Technically about 12 percent of the student population is from another country. About 5,000 of the UW’s 46,000 students are international students, but Young wants to change the way the students identify themselves.
“American students are themselves teachers about America and our students from abroad are teachers about their countries, but every one of them is being launched out into a truly global world so they better be iStudents from the moment they walk on campus,” he says.
Young sees that in business in Washington where a significant portion of the workforces of companies we consider to be local – Starbucks, Amazon, Microsoft, Boeing – are abroad and many of their products are researched and developed abroad.
“That’s really the world we launch our kids into,” he says.
A group of Seattle business and civic leaders would like to see more in-state kids launched into the world through the UW.

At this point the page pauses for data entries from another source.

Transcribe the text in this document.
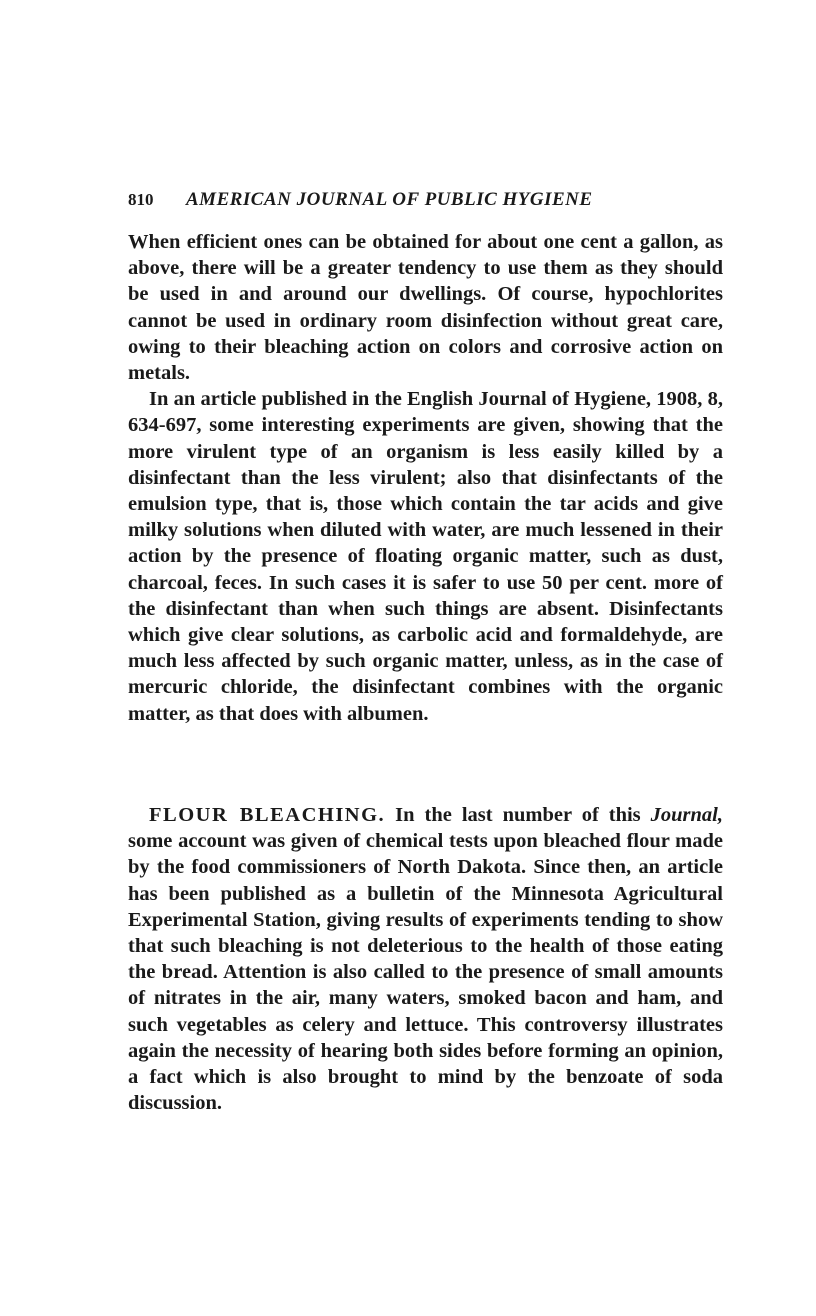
810 AMERICAN JOURNAL OF PUBLIC HYGIENE

When efficient ones can be obtained for about one cent a gallon, as above, there will be a greater tendency to use them as they should be used in and around our dwellings. Of course, hypochlorites cannot be used in ordinary room disinfection without great care, owing to their bleaching action on colors and corrosive action on metals.

In an article published in the English Journal of Hygiene, 1908, 8, 634-697, some interesting experiments are given, showing that the more virulent type of an organism is less easily killed by a disinfectant than the less virulent; also that disinfectants of the emulsion type, that is, those which contain the tar acids and give milky solutions when diluted with water, are much lessened in their action by the presence of floating organic matter, such as dust, charcoal, feces. In such cases it is safer to use 50 per cent. more of the disinfectant than when such things are absent. Disinfectants which give clear solutions, as carbolic acid and formaldehyde, are much less affected by such organic matter, unless, as in the case of mercuric chloride, the disinfectant combines with the organic matter, as that does with albumen.

FLOUR BLEACHING. In the last number of this Journal, some account was given of chemical tests upon bleached flour made by the food commissioners of North Dakota. Since then, an article has been published as a bulletin of the Minnesota Agricultural Experimental Station, giving results of experiments tending to show that such bleaching is not deleterious to the health of those eating the bread. Attention is also called to the presence of small amounts of nitrates in the air, many waters, smoked bacon and ham, and such vegetables as celery and lettuce. This controversy illustrates again the necessity of hearing both sides before forming an opinion, a fact which is also brought to mind by the benzoate of soda discussion.
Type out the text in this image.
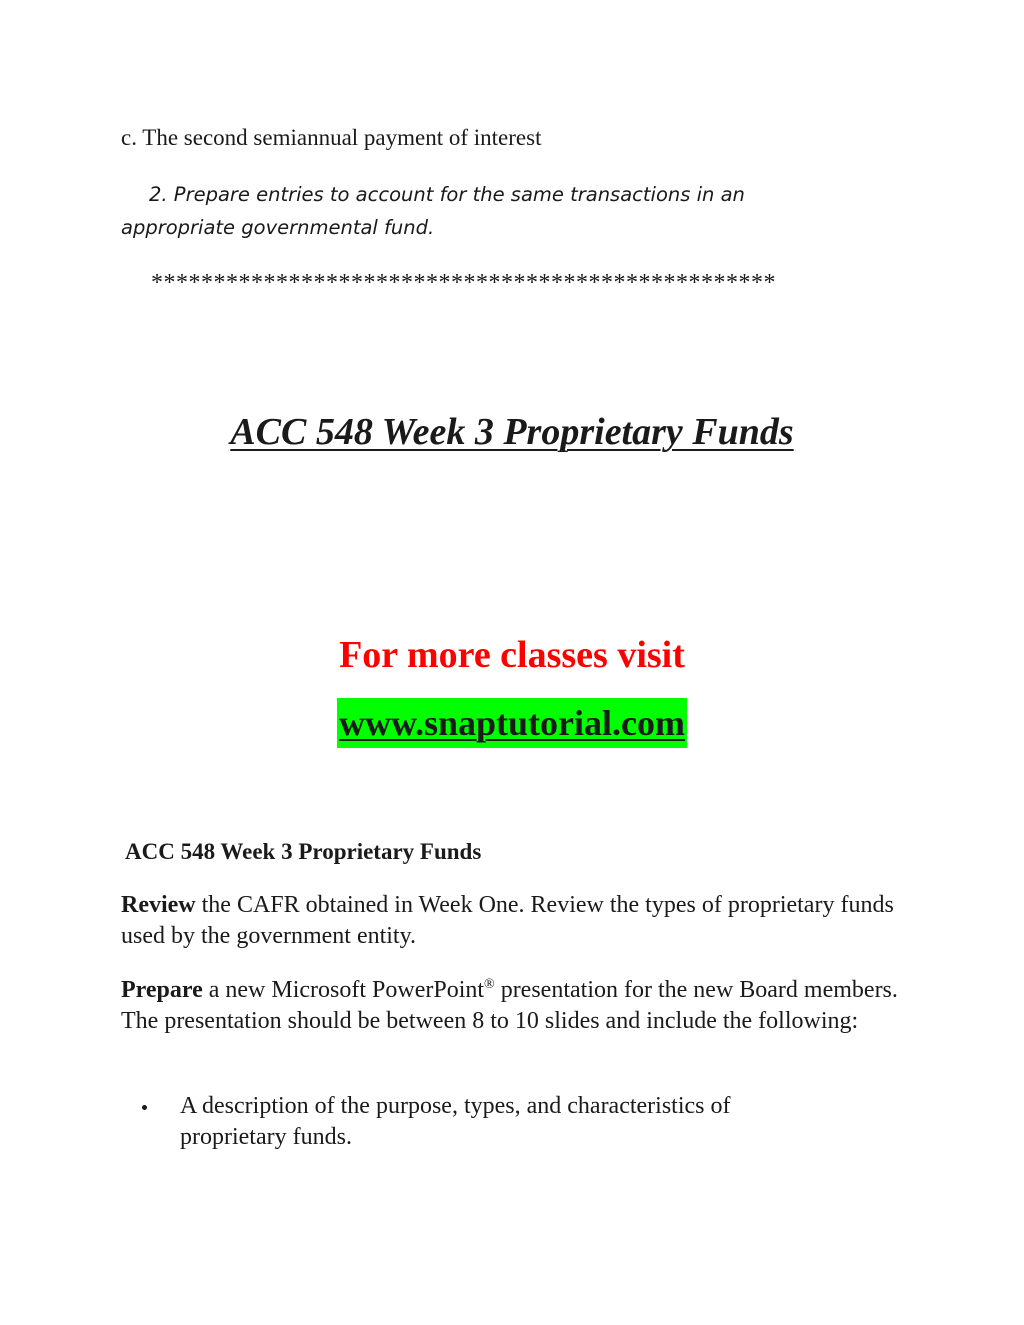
c. The second semiannual payment of interest

2. Prepare entries to account for the same transactions in an appropriate governmental fund.

**************************************************
ACC 548 Week 3 Proprietary Funds
For more classes visit
www.snaptutorial.com
ACC 548 Week 3 Proprietary Funds

Review the CAFR obtained in Week One. Review the types of proprietary funds used by the government entity.

Prepare a new Microsoft PowerPoint® presentation for the new Board members. The presentation should be between 8 to 10 slides and include the following:

A description of the purpose, types, and characteristics of proprietary funds.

Bill Gates Sr., a former UW regent, presented a 50 page report recently that makes a case for the state putting more money into higher education, and in return the university will accept more Washington students.
This year’s freshman class is the largest in UW history with 6,200 students. About two-thirds of those students are in-state and one-third out-of-state, Young says.
“We gradually wanted to see if we could add some more in-state kids. The demand is so high. Our applicant pool increased by well over 15 percent this year,” says Young. “We can’t simply open our doors to everybody, but we thought if we can move it up a little bit and still maintain that quality we’d like to do that.”
UW branch campuses in Tacoma and Bothell might be able to accommodate more students, but Young says the main Seattle campus is maxed out and will have an even larger class of freshmen next year.
While the increased revenue from out-of-state students helps the UW keep tuition low, he says the principal reason the university wants students from other parts of the country and world has nothing to do with money.
“From our perspective, it’s educationally valuable to have kids who come from different backgrounds. It immeasurably enhances everybody’s education,” he says. “If a kid from Spokane is sitting next to a kid from Shanghai, both of them are going to have a better educational experience.”